Elle a sorti ses clefs de voiture, s'est levée du banc puis s'est vivement retournée vers moi.

-          Tu as déjà vu Les Goonies ?

-          Non, jamais, ai-je avoué.

-          Primo, tu as raté ton enfance. Deuxio, je l'ai en DVD à la maison et, en plus, c'est une version Blu-Ray remastérisée, limite tu as l'impression d'être au cinéma. Tercio…

-          Tu n'as pas de tercio, ai-je souri.

-          Si ! Tercio, j'ai de quoi faire du pop-corn au caramel.

J'ai levé les mains en signe de reddition. Je suis allé récupérer le skate d'Heather, que j'avais confié à monsieur Ingman, chaperon du soir, et ai retrouvé mon amie devant sa voiture. Non loin de nous, Batman se soûlait à la vodka en galante compagnie. Nous avons ri, Heather a eu son rictus et nous avons quitté le parking de St. Johns.

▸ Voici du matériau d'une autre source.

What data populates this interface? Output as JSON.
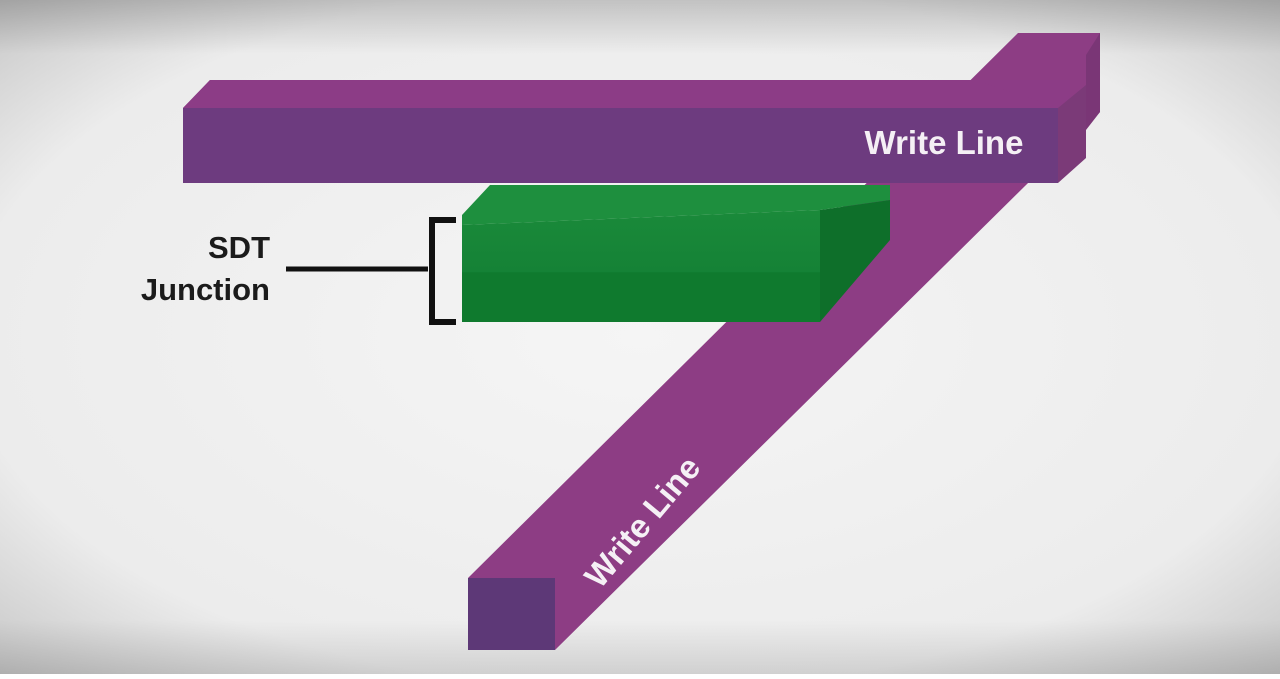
{
  "diagram": {
    "labels": {
      "top_write_line": "Write Line",
      "diagonal_write_line": "Write Line",
      "junction_label_line1": "SDT",
      "junction_label_line2": "Junction"
    },
    "colors": {
      "background_center": "#f4f4f4",
      "background_edge": "#c2c2c2",
      "write_line_top_face": "#8c3c86",
      "write_line_front_face": "#6d3b7f",
      "write_line_side_face": "#6a3475",
      "write_line_diagonal_face": "#8d3d84",
      "write_line_end_face": "#5d3877",
      "junction_top_face": "#1a8a3a",
      "junction_front_face": "#107a2e",
      "junction_side_face": "#0e6f2a",
      "label_text": "#1b1b1b",
      "write_line_text": "#f5f0f5",
      "bracket": "#111111"
    }
  }
}
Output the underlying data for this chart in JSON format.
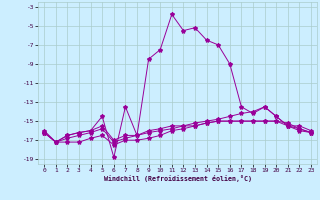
{
  "xlabel": "Windchill (Refroidissement éolien,°C)",
  "bg_color": "#cceeff",
  "grid_color": "#aacccc",
  "line_color": "#990099",
  "xlim": [
    -0.5,
    23.5
  ],
  "ylim": [
    -19.5,
    -2.5
  ],
  "yticks": [
    -3,
    -5,
    -7,
    -9,
    -11,
    -13,
    -15,
    -17,
    -19
  ],
  "xticks": [
    0,
    1,
    2,
    3,
    4,
    5,
    6,
    7,
    8,
    9,
    10,
    11,
    12,
    13,
    14,
    15,
    16,
    17,
    18,
    19,
    20,
    21,
    22,
    23
  ],
  "line1_x": [
    0,
    1,
    2,
    3,
    4,
    5,
    6,
    7,
    8,
    9,
    10,
    11,
    12,
    13,
    14,
    15,
    16,
    17,
    18,
    19,
    20,
    21,
    22,
    23
  ],
  "line1_y": [
    -16.0,
    -17.2,
    -16.5,
    -16.2,
    -16.0,
    -14.5,
    -18.8,
    -13.5,
    -16.5,
    -8.5,
    -7.5,
    -3.8,
    -5.5,
    -5.2,
    -6.5,
    -7.0,
    -9.0,
    -13.5,
    -14.2,
    -13.5,
    -14.5,
    -15.5,
    -15.8,
    -16.2
  ],
  "line2_x": [
    0,
    1,
    2,
    3,
    4,
    5,
    6,
    7,
    8,
    9,
    10,
    11,
    12,
    13,
    14,
    15,
    16,
    17,
    18,
    19,
    20,
    21,
    22,
    23
  ],
  "line2_y": [
    -16.2,
    -17.2,
    -16.5,
    -16.2,
    -16.0,
    -15.5,
    -17.0,
    -16.5,
    -16.5,
    -16.0,
    -15.8,
    -15.5,
    -15.5,
    -15.2,
    -15.0,
    -14.8,
    -14.5,
    -14.2,
    -14.0,
    -13.5,
    -14.5,
    -15.5,
    -15.5,
    -16.0
  ],
  "line3_x": [
    0,
    1,
    2,
    3,
    4,
    5,
    6,
    7,
    8,
    9,
    10,
    11,
    12,
    13,
    14,
    15,
    16,
    17,
    18,
    19,
    20,
    21,
    22,
    23
  ],
  "line3_y": [
    -16.2,
    -17.2,
    -16.8,
    -16.5,
    -16.2,
    -15.8,
    -17.2,
    -16.8,
    -16.5,
    -16.2,
    -16.0,
    -15.8,
    -15.5,
    -15.5,
    -15.2,
    -15.0,
    -15.0,
    -15.0,
    -15.0,
    -15.0,
    -15.0,
    -15.2,
    -15.8,
    -16.2
  ],
  "line4_x": [
    0,
    1,
    2,
    3,
    4,
    5,
    6,
    7,
    8,
    9,
    10,
    11,
    12,
    13,
    14,
    15,
    16,
    17,
    18,
    19,
    20,
    21,
    22,
    23
  ],
  "line4_y": [
    -16.2,
    -17.2,
    -17.2,
    -17.2,
    -16.8,
    -16.5,
    -17.5,
    -17.0,
    -17.0,
    -16.8,
    -16.5,
    -16.0,
    -15.8,
    -15.5,
    -15.2,
    -15.0,
    -15.0,
    -15.0,
    -15.0,
    -15.0,
    -15.0,
    -15.5,
    -16.0,
    -16.2
  ]
}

Des photos de nous avaient été prises ce soir-là. Je le savais, car, dès le lendemain, elles avaient fait le tour du lycée. Les rumeurs d'homosexualité me concernant avaient quelque peu disparu. Celles qui auraient pu concerner Heather n'avaient pas vu le jour. Et même si elle assumait pleinement qui elle était, je savais bien qu'elle aurait vécu un enfer si cela s'était su. Il valait mieux que les élèves croient qu'elle sortait avec moi, plutôt qu'ils apprennent qu'elle préférait les filles. C'est dire l'ouverture d'esprit de ce lycée.